By Archimandrite Nikanor Karayannis, 20 December 2021
The feast of Christmas, which is approaching, invites us to experience the mystery of God’s coming to earth. This advent is a fundamental starting-point which deepens the meaning of our life and existence and renews our faith and hope in the living presence of God in and around us. The Church triumphantly proclaims that God has become human so that we can become gods. This truth shines a light on all the dark places in our life. This faith becomes a source of joy that opens the door of our existence to the transcendent world of God. In understated colors, the Gospels describe the strange birth of Christ, the expectation of it and the fulfilment of the prophecies. The Fathers of the Church developed illumined theology on God’s incarnation. The hymnographers praised with gusto the condescension and the descent of God, and also the elevation of humankind. The Creator became a creature; the Invisible became visible; he who is without beginning can be touched, our bodiless God assumed a body; he who is without beginning began his life on earth as an incarnate human being.
And so ‘when the fullness of time came about’, God descended from the heavens on high, that is from the inconceivable mystery of his freedom and love, in order to unite with human nature and ‘without departing from his nature, shared in our constitution’. He entered our reality, our being and our life. God chose the darkest point in history in order to fulfil his promises in a place and manner which astonishes us. The inconceivable and strange way in which God came to earth, and in which he comes into our life each time, inverts human norms and confirms that ‘what is impossible for people is possible for God’. The nativity of Christ ‘shone the light of knowledge on the world’ because it manifested the image of God and of the perfect human being. Such knowledge is the light of the soul. This is why the Incarnation of God, as knowledge of the absolute truth, cannot be compared with any other knowledge or truth in the world, since it confirms for us that heaven came down to earth and that humankind had found what it had so persistently sought.

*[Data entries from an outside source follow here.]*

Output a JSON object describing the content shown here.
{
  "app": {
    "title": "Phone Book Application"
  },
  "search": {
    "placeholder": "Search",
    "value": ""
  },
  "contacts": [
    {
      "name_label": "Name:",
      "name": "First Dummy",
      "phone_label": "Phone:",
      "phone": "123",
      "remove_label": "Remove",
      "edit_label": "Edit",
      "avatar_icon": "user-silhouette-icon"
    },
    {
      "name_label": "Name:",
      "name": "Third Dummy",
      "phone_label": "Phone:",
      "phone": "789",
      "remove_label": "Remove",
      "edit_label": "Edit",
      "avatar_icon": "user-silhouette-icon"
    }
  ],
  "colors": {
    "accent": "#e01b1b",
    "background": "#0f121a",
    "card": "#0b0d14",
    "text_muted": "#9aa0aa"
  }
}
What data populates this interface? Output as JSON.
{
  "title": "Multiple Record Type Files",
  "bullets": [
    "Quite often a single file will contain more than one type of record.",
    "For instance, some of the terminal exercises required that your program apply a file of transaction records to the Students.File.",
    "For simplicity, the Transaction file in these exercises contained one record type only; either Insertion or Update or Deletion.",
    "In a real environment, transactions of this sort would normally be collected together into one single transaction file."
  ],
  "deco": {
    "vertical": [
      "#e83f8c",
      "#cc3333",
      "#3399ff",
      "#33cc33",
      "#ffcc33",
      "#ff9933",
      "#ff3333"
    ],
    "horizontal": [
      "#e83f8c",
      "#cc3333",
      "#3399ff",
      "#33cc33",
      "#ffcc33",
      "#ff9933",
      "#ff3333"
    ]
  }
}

The nativity of Christ and the regeneration of humanity.
We, the faithful, are called upon to experience this mystery of history as the miracle of our own existence and life. Because, to the extent that the ‘sun of righteousness’ hasn’t risen in our soul, we seek in vain to find the ‘new-born king’ of the vision of the prophets and of the certitude of the Scriptures. The birth of Christ is a constant invitation for us to be reborn spiritually. Spiritual regeneration is an existential fact, a mighty wonder, because we become different people. An eminent theologian of robust thinking links our spiritual regeneration to the image of God ‘as a little child’ when he writes: ‘The words “little child” and “God” are revealing as regards the mystery of Christmas. In one sense, it addresses the child who continues to live on in every adult, to the child who continues to listen when the adult has ceased to do so. Who responds with a joy beyond the ken of grown-ups in the super-mature, jaded and cynical world they inhabit’.
In any case, Christ tells us in the Gospel: ‘Become like little children’ (Matth. 18, 3). By this phrase he doesn’t hint only at the loss of innocence and of openness. Rather he urges us to become aware that every time we become like children, we’re reborn spiritually, since we find again that which we’ve lost: the ability to surrender ourselves to what we love and trust. Only in this way do we experience the transcendence, the miracle, the mystery.
My beloved brothers and sisters, let’s not grieve over the secular celebrations at Christmas. The fractured image of the world around us and the tarnished image of God within us was what the ‘Lord born in a cave laid in a manger’ came to gather together and remake. If this moves us, we’ll be regenerated within ourselves and then we can hope that the world around us will also change. Amen.